Other interactions don't go as well. But when you're rewriting the Bible, you have to be prepared for that.
At one point, some weird fifty-year old man in a Thundercats t-shirt came over and started berating me, mostly for the cover of the zine, which depicts God's right hand descending from Heaven to flick away a shepherd who's bent over to tie his sandal.
"God wouldn't flick people away! He'd never do that! You'd better make sure you're doing right by God," he told me. "I don't know about you, but I want somewhere to go when my meat suit fails!"
My meat suit, on the other hand, was getting hungry, so I left the convention to get some lunch. I could have eaten at one of their concession stands, but as a matter of principle, I'm generally opposed to paying five bucks for a frozen pretzel.

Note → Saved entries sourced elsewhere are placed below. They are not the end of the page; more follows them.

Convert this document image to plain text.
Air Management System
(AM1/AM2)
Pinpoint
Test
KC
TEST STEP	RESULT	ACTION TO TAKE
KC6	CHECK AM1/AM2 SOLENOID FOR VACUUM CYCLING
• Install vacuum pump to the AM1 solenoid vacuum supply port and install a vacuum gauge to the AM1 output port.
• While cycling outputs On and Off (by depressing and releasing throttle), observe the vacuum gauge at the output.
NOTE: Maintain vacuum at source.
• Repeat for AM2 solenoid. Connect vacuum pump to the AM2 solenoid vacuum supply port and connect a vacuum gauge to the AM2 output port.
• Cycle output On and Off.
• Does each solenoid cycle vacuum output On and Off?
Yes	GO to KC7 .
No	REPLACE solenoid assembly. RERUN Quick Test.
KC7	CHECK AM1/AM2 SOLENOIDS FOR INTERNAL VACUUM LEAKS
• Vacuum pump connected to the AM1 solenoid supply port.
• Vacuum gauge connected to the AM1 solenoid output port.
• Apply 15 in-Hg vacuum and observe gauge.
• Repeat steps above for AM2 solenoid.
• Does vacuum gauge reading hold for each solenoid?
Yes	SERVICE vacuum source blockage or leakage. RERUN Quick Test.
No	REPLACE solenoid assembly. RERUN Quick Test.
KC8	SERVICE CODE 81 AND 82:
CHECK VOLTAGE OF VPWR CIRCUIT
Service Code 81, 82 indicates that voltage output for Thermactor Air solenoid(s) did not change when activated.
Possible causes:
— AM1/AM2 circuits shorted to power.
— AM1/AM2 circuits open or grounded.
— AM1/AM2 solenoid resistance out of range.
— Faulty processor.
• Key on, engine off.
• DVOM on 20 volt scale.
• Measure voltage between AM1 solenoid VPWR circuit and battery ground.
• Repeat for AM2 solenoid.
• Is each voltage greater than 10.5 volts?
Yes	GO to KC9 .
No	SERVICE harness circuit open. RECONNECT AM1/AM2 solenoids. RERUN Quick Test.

The farther I wandered from the Convention into the non-comic themed streets of San Diego, the less receptive people were to my costume. As I wandered aimlessly in search of a grocery store or a Quizno's, I could feel uneasy stares boring through my robe. I could hear a couple of uneasy whispers as I walked past. "Osama bin Laden."
"As Salam Amaykum!" One intrepid middle-aged man in shorts greeted me, smiling.
Religious perception is a powerfully evocative force in this country. I wasn't really trying to say anything with my generic Bible character costume, it was just a gimmick to help me sell my book. But it's so fundamental to many people's sense of identity, that they can't help but try to find a role for you in their imaginary battle between good and evil. Which is sort of why I'm writing the book in the first place. As I say in the Introduction, the Bible is a sort of religious hot dog. People eat it on faith, not really knowing what it's made of. But if you're going to base your worldview, your politics and your major life decisions based on what it says, then you owe it to yourself to at least know what's in the hot dog.